Depuis la création des Habitations à Bon Marché à la fin du XIXème siècle, le combat pour le logement social n’aura jamais été une promenade de santé. Toujours à lutter contre les vents dominants du marché, toujours à tenter de répondre à la pauvreté, à l’insalubrité, à l’exploitation. En février 2012, Plaine Commune Habitat fêtera les cent ans de la loi Bonnevay, date phare du logement social, qui marque l’implication des pouvoirs publics dans ce combat.

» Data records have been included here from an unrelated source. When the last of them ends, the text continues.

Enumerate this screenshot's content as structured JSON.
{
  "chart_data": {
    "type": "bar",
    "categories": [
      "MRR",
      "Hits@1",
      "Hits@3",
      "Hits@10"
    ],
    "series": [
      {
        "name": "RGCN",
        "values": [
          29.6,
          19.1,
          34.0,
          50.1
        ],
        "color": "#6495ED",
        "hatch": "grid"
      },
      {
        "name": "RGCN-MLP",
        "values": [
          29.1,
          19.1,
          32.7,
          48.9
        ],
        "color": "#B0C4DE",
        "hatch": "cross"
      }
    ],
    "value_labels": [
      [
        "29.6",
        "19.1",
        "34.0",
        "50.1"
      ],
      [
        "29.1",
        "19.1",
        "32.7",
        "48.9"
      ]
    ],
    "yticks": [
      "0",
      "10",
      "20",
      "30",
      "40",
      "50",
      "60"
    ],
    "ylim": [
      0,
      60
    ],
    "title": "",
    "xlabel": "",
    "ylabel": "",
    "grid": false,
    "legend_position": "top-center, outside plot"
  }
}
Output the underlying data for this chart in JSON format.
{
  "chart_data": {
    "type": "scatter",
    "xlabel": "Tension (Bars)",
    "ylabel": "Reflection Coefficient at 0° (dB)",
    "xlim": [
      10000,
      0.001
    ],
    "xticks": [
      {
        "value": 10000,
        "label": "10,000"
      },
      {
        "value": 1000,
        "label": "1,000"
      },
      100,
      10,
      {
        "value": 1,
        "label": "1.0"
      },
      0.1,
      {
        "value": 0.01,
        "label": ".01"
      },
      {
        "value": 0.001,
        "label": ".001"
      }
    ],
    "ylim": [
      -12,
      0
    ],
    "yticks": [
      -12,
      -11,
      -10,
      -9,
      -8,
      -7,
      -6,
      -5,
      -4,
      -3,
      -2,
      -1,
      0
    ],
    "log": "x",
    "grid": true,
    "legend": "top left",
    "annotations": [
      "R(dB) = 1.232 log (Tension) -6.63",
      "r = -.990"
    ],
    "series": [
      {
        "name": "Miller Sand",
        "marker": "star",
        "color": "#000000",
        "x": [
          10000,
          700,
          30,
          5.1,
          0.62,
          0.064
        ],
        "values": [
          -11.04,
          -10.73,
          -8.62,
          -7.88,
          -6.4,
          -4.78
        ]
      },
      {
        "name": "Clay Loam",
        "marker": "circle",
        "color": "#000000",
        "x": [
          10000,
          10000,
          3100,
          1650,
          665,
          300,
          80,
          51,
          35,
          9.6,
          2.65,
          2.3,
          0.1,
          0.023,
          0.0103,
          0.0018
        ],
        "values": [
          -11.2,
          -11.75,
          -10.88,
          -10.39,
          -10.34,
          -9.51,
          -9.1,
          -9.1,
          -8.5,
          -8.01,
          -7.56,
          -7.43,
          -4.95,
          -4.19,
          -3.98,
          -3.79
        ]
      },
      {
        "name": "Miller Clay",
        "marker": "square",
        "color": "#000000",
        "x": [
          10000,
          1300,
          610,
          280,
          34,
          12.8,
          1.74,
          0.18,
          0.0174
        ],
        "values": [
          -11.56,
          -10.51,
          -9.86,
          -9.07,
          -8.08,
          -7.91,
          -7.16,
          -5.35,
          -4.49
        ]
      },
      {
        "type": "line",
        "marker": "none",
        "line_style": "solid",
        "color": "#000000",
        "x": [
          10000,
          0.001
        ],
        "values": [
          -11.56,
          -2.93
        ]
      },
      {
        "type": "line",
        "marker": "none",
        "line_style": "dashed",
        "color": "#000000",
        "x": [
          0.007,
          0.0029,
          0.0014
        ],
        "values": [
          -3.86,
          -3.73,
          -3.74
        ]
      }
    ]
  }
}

En résonance avec l’actualité
Aujourd’hui, plus de 685 000 personnes n’ont pas de logement en France, et 1,2 millions sont en attente d’un logement social, selon la Fondation Abbé Pierre. 22% des habitants de Seine-Saint-Denis seraient mal logés. En 2012 comme cent ans plus tôt, toutes proportions gardées, le logement est un problème pour les français. Et un révélateur d’une situation globale. « A la fin des années 1870, il y a eu une récession. C’est de là que le mouvement pour le logement social est né, avec la loi Siegfried, en 1894 », relate Danièle Voldman, historienne et membre du comité scientifique de l’exposition « 1912-2012, cent ans de logement social », qui ouvrira ses portes à Saint-Denis en février 2012. Une loi Siegfried qui confie à la Caisse des dépôts le financement du logement social. Le président de Plaine Commune Habitat (PCH), qui a lancé ce projet de commémoration, et d’alerte pour une prise de conscience, confirme : « Quand on a eu l’idée de faire ce centenaire, on n’avait pas conscience à quel point ce serait en résonance avec l’actualité. On se retrouve, notamment en Île-de-France, dans des situations de pénurie de logement comparables à ce qu’on a connu dans les années 50 ». Crise des subprimes et explosion de la bulle immobilière espagnole sont en effet là pour rappeler qu’en matière de logement (comme ailleurs), là où passe la concurrence libre et non faussée, le citoyen trépasse. Avec un regard scientifique, une exposition, un colloque, un programme de films (dans les cinémas d’art et d’essai de l'agglomération Plaine Commune), des promenades urbaines et un web-documentaire (produit par Ressources Urbaines) appuieront le propos de PCH (le tout sous la direction de l’agence Acte-là*).

Un combat global
« Comme pour la Sécurité sociale, les interventions publiques ont créé une situation singulière dans le logement, rappelle Stéphane Peu. C’est le fruit de la vigueur des luttes sociales au 20ème siècle, mais aussi d’un consensus autour d’une République sociale. Quand on réfléchit à cette histoire, ça éclaire la période que nous vivons, dominée par les visions court-termistes de la finance. Dans le logement, financièrement très conséquent, on ne construit rien de manière spéculative. » Mais un travail d’exhumation du passé comme celui qui est en cours permet aussi de comprendre un fait essentiel, selon Danièle Voldman : « Il ne faut pas prendre le logement seul, mais en même temps que la situation du travail à la même époque. Le logement social pour tous n’a jamais été une revendication, mais seulement pour ceux qui pouvaient payer ! Les pauvres n’entraient pas dans le logement social ! » Les HBM ont ainsi toujours été pensés pour une certaine élite ouvrière, plutôt française. D’où la persistance de taudis pour les travailleurs pauvres, souvent immigrés, jusque dans les années 70 (même si seuls 10% de ceux-ci « seulement » habitaient des bidonvilles). Mais le développement des grands ensembles dans les années 50 jusqu’en 1973 (loi Guichard) a correspondu à une période de plein-emploi. « Avant, la puissance publique aidait à la construction. Ensuite, après 77, on s’est mis à aider les gens, avec les APL », dans l’utopie toute giscardienne, libérale, du « tous propriétaires ».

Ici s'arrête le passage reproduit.